And so arrived the 666th day of eRepublik
On 16 September 2009, day 666 of the New World, the eRepublik Insider released a rather humorous article about the day. Citizens had been speculating if anything "evil" would happen in the game in the forums.
We all feel the growing tensions in our beautiful New World, that few days ago were just whispers, but are now getting louder and louder: “will the Ugly-One show up?” In the last days paroxysm has reached unbearable levels, we've seen citizens donating all their money to their brothers because it doesn't matter anymore, we've seen managers giving up their high-quality companies in order to start selling holy water. We have even seen a guy trying to sell Q5 blessings which supposedly would wash away a minimum of 100 sins. We started to do research in order to find out what this was all about, and pretty quickly things were cleared up. Not long after the creation of the New World, the ancient civilization of Betanianus Persianus, living in deplorable Q1 houses in what is today Iran, predicted the comeback of the Ugly-One. The sacred text reads
- “[...]and in the six hundredth and sixty sixth day after the creation of the New World, the Ugly-One will tear apart the world, rising from the black depths to bring destruction, pain and sufferance among the citizens. To recognize the beast, just look after the 404 code tattoo, somewhere on his head.”

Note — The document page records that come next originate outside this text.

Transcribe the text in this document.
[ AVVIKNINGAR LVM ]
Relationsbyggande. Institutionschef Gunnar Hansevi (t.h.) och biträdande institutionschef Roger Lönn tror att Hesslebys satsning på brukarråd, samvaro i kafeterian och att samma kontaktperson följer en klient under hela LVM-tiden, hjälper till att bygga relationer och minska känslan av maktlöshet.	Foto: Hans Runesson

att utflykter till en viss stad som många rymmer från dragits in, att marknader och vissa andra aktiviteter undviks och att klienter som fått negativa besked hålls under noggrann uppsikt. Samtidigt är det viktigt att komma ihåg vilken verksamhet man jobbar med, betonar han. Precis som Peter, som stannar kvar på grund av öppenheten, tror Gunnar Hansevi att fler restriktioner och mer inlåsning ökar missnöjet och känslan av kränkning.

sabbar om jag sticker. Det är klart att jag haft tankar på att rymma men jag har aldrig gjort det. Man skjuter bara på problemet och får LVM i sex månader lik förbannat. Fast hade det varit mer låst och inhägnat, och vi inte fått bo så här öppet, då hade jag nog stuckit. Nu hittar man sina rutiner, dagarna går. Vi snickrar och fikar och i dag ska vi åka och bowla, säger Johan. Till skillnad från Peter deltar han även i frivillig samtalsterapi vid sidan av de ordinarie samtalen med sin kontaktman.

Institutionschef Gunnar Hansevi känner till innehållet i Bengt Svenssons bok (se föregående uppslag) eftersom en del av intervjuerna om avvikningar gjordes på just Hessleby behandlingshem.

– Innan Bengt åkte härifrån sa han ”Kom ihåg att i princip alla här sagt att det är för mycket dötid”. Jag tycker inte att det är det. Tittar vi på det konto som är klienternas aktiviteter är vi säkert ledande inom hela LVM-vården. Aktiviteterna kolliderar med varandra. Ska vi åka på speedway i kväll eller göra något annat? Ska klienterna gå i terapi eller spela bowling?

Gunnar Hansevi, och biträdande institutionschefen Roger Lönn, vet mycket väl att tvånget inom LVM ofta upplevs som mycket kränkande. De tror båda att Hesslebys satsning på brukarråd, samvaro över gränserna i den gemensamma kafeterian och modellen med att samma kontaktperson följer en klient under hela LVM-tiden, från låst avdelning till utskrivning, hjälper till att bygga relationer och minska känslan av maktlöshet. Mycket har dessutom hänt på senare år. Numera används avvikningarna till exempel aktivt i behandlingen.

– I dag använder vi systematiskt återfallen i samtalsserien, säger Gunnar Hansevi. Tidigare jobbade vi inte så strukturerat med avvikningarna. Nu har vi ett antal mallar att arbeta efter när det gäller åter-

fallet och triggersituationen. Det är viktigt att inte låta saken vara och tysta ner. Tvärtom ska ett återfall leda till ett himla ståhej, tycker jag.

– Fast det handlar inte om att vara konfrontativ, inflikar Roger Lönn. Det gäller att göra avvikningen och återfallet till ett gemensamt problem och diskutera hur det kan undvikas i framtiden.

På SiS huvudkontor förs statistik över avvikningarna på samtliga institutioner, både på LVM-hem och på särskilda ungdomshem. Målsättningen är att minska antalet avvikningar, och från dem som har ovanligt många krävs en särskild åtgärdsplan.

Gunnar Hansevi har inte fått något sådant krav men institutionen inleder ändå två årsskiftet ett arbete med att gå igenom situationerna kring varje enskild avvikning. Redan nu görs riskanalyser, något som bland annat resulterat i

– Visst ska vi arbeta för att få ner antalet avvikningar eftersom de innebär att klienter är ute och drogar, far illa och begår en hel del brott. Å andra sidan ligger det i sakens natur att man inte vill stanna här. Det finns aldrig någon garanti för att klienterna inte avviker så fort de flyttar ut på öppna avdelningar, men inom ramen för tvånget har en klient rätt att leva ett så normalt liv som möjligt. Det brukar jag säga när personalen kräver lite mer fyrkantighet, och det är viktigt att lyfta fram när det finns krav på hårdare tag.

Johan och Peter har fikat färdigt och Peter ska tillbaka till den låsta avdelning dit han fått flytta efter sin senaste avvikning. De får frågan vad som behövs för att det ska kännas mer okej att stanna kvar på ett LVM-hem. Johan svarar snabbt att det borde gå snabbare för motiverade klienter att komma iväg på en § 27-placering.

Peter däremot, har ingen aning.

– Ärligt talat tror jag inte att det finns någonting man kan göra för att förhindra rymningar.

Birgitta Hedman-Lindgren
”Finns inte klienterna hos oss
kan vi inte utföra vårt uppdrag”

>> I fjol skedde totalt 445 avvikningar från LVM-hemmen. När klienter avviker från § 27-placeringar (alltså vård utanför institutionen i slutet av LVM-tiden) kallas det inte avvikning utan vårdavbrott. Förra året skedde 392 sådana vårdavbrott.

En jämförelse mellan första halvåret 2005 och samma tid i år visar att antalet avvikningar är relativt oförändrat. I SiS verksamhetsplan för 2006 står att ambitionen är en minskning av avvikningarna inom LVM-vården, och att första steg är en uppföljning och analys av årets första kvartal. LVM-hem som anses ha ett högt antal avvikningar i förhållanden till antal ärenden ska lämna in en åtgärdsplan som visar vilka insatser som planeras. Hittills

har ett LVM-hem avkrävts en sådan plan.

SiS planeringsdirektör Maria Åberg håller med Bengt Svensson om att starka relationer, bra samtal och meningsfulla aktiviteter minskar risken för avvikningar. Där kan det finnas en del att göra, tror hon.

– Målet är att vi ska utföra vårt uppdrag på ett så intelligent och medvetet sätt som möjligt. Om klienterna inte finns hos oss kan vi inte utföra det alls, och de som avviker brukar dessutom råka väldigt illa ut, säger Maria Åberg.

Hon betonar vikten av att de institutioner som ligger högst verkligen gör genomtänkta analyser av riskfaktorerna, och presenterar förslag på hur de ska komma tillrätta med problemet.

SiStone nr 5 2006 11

This text is too old, no physical evidence exists, but generation after generation of citizens has passed on these stories to the youths. Citizens, have no fear! Our brave team is prepared to fight the beast, and all of us will see the rising and shining sun on day 667!
The first measure was to hunt down the headless chicken. You can't imagine how creepy it was trying to catch a vigorous chicken with no head, running all over the offices. Finally, after more than 20 minutes we got her! Headless chicken is our captive now, locked in an impenetrable cage, guarded by two fearless programmers. When we tried to get the screwdriver from her hand, the chicken just went mad, really mad, but in the end we won again! So, having the chicken captive and, most importantly, without the screwdriver, we are secure.
Next, we hired a team of 22 priests, each of them armed with The Holy Bible of PHP&Symphony (2009 edition) ready to unleash powerful holy bits in case the Ugly-One shows up. We had a strong debate here, because those fellas are pretty expensive and we couldn't afford them initially. We had to sell our Foosball table, our licensed computer games, our coffee maker, everything...but it still wasn't enough! Fortunately, once again, Ivona saved us by agreeing to appear in FHM magazine, which brought us more cash than we had obtained by selling all our stuff. Now the priority is to get back at least George`s desk and chair that we had already sold.
So, everybody, stay calm. Don't give away your belongings, don't try to clone yourself hoping for increased chances of surviving the rumored apocalypse. And don't worry, we'll get over this dangerous 666 day with no problems, so that we'll celebrate day 1000 of the New World.